Machine learning tools have been a core component of spatial analysis in GIS for decades. You have been able to use machine learning in ArcGIS to perform image classification, enrich data with clustering, or model spatial relationships. Machine learning is a branch of artificial intelligence in which structured data is processed with an algorithm to solve a problem. Traditional structured data requires a person to label the data, such as a pictures of cats and dogs, so that specific features for each animal type can be understood within the algorithm and used to identify these animals in other pictures.
Deep learning is a subset of machine learning that uses several layers of algorithms in the form of neural networks. Input data is analyzed through different layers of the network, with each layer defining specific features and patterns in the data. For example, if you want to identify features such as buildings and roads, the deep learning model can be trained with images of different buildings and roads, processing the images through layers within the neural network, and then finding the identifiers required to classify a building or road.
Esri has developed tools and workflows to utilize the latest innovations in deep learning to answer some of the challenging questions in GIS and remote sensing applications. Computer vision, or the ability of computers to gain understanding from digital images or videos, is an area that has been shifting from the traditional machine learning algorithms to deep learning methods. Before applying deep learning to imagery in AllSource, it is important to understand the different applications of deep learning for computer vision.

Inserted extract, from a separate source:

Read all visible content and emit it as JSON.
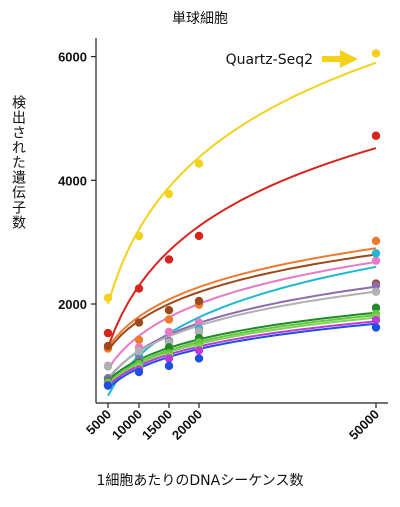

Applications of deep learning for computer vision
There are many computer vision tasks that can be accomplished with deep learning neural networks. Esri has developed tools that allow you to perform image classification, object detection, semantic segmentation, and instance segmentation. All of these computer vision tasks are described below, each with a remote sensing example and a more general computer vision example.
Image classification
Image classification involves assigning a label or class to a digital image. For example, the drone image on the left below might be labeled crowd, and the digital photo on the right might be labeled cat. This type of classification is also known as object classification or image recognition, and it can be used in GIS to categorize features in an image.
Object detection
Object detection is the process of locating features in an image. For example, in the remote sensing image below, the neural network found the location of an airplane. In a more general computer vision use case, a model may be able to detect the location of different animals. This process typically involves drawing a bounding box around the features of interest. It can be used in GIS to locate specific features in satellite, aerial, or drone imagery and to plot those features on a map.
Semantic segmentation
Semantic segmentation occurs when each pixel in an image is classified as belonging to a class. For example, in the image on the left below, road pixels are classified separately from nonroad pixels. On the right, pixels that make up a cat in a photo are classified as cat, while the other pixels in the image belong to other classes. In GIS, this is often referred to as pixel classification, image segmentation, or image classification. It is often used to create land-use classification maps.
Instance segmentation
Instance segmentation is a more precise object detection method in which the boundary of each object instance is drawn. For example, in the image on the left below, the roofs of houses are detected, including the precise outline of the roof shape. On the right, cars are detected, and you can see the distinct shape of the cars. This type of deep learning application is also known as object segmentation.
Panoptic segmentation
Panoptic segmentation combines both semantic segmentation and instance segmentation. For example, the image below shows all the pixels are classified, and each unique object, such as each car, is its own unique object.
Image translation
Image translation is the task of translating an image from one possible representation or style of the scene to another, such as noise reduction or super-resolution. For example, the image on the left below shows the original low-resolution image, and the image on the right shows the result of using a super-resolution model. This type of deep learning application is also known as image-to-image translation.
Change detection
Change detection deep learning tasks can detect changes in features of interest between two dates and generate a logical map of change. For example, the image on the left below shows a housing development from five years ago, the middle image shows the same development today, and the image on the right shows the logical change map where new homes are in white.